The critical question for the Australian government is whether they should be allowing these kinds of rallies by foreign political parties in the country. If the knock-on effects of this form of diaspora engagement are acts of local violence that specifically target certain Indian Australian groups, then the value for Australia of this kind of foreign engagement by the BJP needs to be taken into serious consideration.
Yet due to Canberra’s strong desire to further enhance its relationship with India, and the BJP’s current political dominance, it is unlikely that the Australian government would feel itself capable of saying no should the BJP wish to hold another such event as it did at Sydney’s Olympic Park in 2014. And, of course, due to the global access to information, the BJP’s transnational influence would be impossible to restrict anyway.

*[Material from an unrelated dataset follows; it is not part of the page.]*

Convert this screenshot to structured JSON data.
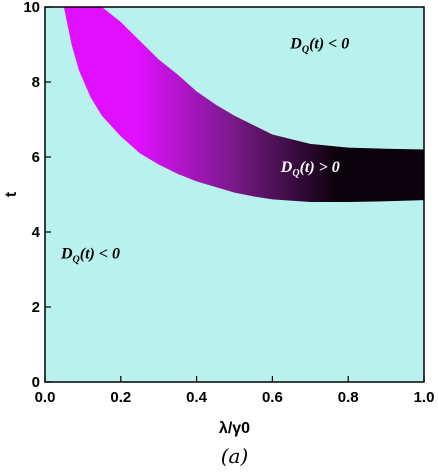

Unfortunately, this influence is leading to a new — and mostly unwarranted — image of the Indian diaspora. It’s transforming the public’s perception of the diaspora from a highly successful, cohesive, valued, and law-abiding group into one driven by the political grievances and communal tensions of Indian domestic politics. Were this trajectory to be maintained it would be highly detrimental to the Indian Australian community, and for the broader support within the Australian public for increased ties with India.
Yet the fear is that the BJP’s ideological drive is a more powerful force than both these community level and state level calculations. Given the intensity of the BJP’s identity politics, attacks like the recent assault on the group of Sikh men in Sydney may not be the last.